Fourth Sunday of Lent – Year A

The news on Friday night was the usual grim feed of war, sabotage, torture, murder, a missing plane named MH370 and the continuing saga of the Oscar Pistorius trial. It’s all harrowing stuff, the kind that one cannot give too much attention to and remain sane. However, this night there was one heartwarming story. Joanne Milne, who was born deaf nearly 40 years ago, was able to hear for the first time in her life after being fitted with cochlear implants. Her mother filmed the life-changing moment that instantly became an Internet sensation.

Joanne’s reaction was one of incredible joy. She burst into tears of shock and joy as she listened to a nurse read out the days of the week. It was the first time she had ever heard another person speak, and the first time she ever heard her own voice. As she said herself, “The switch-on was the most emotional and overwhelming experience of my life and I’m still in shock now. Hearing things for the first time is so, so emotional, from the ping of a light switch to running water… I can’t stop crying. I can already foresee how it’s going to be life changing and the implants will get better and better over time, I’m so, so happy.”

It’s all too easy to miss out on the full impact of the healing of the man born blind in today’s Gospel. Joanne’s story may help. Just as she lived in a world of silence, this man lived in a world of total darkness until this moment. As he says himself, ‘I was blind, now I can see.’ This had to be just as life changing for him as it was for Joanne. I’m sure he could identify with her words completely – ‘the most emotional and overwhelming experience of my life.’

The story of the journey of the man from blindness to the light of worship has been associated with baptism since the earliest days. The newly baptised were even called ‘the enlightened’. The letter to the Ephesians concurs with this. ‘Once you were darkness, but now you are light in the Lord; walk as children of light.’ The preface for today has the same motif. “By the mystery of the Incarnation, Jesus has led the human race that walked in darkness into the light of the faith.” Even the telling of the healing has baptismal references in it. Jesus didn’t simply rub the paste of clay and spittle on his eyes, he anointed him with it which refers to the anointing of the Spirit in baptism. Then he was sent to wash in the pool of Siloam which can be understood as the waters of baptism. The man goes and washes in the wells of salvation and comes back enlightened by Christ.

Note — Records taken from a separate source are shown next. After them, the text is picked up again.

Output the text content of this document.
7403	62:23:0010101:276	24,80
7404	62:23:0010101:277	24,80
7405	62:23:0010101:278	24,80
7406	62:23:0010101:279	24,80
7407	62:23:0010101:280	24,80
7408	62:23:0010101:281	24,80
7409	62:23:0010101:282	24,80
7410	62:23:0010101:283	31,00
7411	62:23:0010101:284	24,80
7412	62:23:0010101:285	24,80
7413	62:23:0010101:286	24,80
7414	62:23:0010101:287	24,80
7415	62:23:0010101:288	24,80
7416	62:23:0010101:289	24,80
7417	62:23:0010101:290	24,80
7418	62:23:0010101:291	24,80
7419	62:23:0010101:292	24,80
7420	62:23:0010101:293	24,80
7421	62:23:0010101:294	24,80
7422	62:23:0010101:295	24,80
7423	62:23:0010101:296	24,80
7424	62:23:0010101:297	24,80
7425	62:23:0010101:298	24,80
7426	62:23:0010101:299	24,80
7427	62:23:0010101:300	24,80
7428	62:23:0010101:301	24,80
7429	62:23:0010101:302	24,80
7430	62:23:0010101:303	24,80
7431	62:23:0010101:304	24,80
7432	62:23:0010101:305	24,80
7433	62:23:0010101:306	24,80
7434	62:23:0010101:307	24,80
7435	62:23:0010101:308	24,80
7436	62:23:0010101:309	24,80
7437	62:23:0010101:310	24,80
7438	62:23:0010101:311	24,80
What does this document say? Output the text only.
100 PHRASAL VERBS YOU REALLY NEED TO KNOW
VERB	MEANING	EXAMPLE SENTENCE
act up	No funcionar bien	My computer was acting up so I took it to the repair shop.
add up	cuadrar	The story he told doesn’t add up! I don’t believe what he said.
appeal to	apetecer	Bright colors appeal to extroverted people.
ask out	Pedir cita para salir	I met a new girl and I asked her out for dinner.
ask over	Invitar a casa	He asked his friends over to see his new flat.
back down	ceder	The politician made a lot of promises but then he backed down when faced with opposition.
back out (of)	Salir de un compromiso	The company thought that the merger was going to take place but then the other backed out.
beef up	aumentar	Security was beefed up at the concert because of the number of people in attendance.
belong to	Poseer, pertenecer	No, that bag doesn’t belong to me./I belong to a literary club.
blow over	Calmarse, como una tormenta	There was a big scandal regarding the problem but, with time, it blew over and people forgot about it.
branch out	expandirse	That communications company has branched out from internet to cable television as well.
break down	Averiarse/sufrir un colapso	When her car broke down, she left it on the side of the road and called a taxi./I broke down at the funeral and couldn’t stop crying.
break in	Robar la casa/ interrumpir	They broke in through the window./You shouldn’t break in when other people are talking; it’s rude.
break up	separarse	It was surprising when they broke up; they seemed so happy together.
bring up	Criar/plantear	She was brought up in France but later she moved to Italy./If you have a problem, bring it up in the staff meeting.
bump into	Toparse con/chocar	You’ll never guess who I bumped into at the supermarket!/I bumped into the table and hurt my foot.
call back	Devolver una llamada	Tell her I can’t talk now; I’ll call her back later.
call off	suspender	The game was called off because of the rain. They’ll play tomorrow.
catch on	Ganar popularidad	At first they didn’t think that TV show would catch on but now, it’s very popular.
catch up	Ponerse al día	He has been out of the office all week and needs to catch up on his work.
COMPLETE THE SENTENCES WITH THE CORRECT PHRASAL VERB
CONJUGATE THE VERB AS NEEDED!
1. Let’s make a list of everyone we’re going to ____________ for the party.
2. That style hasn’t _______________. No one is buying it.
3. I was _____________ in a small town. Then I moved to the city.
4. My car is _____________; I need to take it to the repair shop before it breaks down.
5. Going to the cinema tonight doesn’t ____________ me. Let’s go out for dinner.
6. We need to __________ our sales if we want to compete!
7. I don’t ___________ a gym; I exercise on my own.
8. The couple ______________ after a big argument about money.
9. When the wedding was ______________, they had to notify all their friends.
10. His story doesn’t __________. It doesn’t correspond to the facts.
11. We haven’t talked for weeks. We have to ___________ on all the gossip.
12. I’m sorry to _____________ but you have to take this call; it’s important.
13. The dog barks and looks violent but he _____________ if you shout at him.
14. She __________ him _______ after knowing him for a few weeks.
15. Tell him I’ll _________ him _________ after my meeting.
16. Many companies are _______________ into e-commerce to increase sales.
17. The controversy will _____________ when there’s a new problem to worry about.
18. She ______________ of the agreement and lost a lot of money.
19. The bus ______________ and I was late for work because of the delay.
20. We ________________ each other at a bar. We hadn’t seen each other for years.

The overarching theme however is that baptism transports one from darkness to light. The newly baptised have left an old, tired life behind, for a new way of living, full of meaning and love. But sometimes one may wonder. Do we really see a difference between a baptised and a non-baptised life? Do we Christians look like people redeemed? And is it not true to say that many, who profess neither faith in God or in Christ, seem to live the good life very well. Nor does there seem to be any particular darkness about the way they live.


On the face of it there seems to be little enough difference. If one is young, healthy and rich and generally blessed with good fortune, then there is everything to live for in this world. But what happens when one or two of these are taken away? What about Joanne who was born deaf? What happens when bad things happen to good people? How does one explain suffering from a merely agnostic, worldly point of view? Just yesterday Fr. Charlie, my colleague here, told me of a young boy who has just died at the age of 12. He has had numerous brain operations over the last 5 years. Just before he died his father asked him, ‘Is there anything I can do for you?’ His answer was simple, ‘just love me!’ That sums up baptism for me. Baptism gives us the bigger picture where God is at the centre and this little boy knew that. Baptism enables us to die to this world and all worldly concerns so that we can enter into and belong to God’s world – a world full of meaning and love. The terms ‘who am I?’ and ‘whose am I?’ are radically changed. Firstly, I am now a child of God, loved without measure by God. Secondly I belong to God. I no longer live for myself but for God and my whole life is determined by this belonging. Furthermore, today’s reassuring psalm tells us that all shall be well because the Lord is always our Shepherd. With his loving attention to us always, we will never be in want.

That Joanne can now hear sounds is a marvelous development. However, her road ahead is long. She now has to be able to distinguish sounds and know what they mean. Likewise the blind man may have received the gift of sight but he still has to distinguish and learn what different objects are. The same goes for his spiritual life. He didn’t understand Jesus all in one go. After his eyes were opened he only gradually came to a clearer understanding of Jesus. At first he refers to him as ‘the man called Jesus.’ Later when asked what did he think about Jesus, he answered, ‘He is a prophet.’ By the end of the story the title he gives to Jesus is Lord and bows down and worships him.

We too have been enlightened in baptism but that’s only a beginning. We now have to grow into Christ. We must expose ourselves continually to his teaching and allow his value system to direct our minds and hearts. St. Paul called it putting on the mind of Christ.

May the Lord free us from all falsehoods that surround and blind us. May truth be the foundation of our lives! May we live forever in the light of the Lord!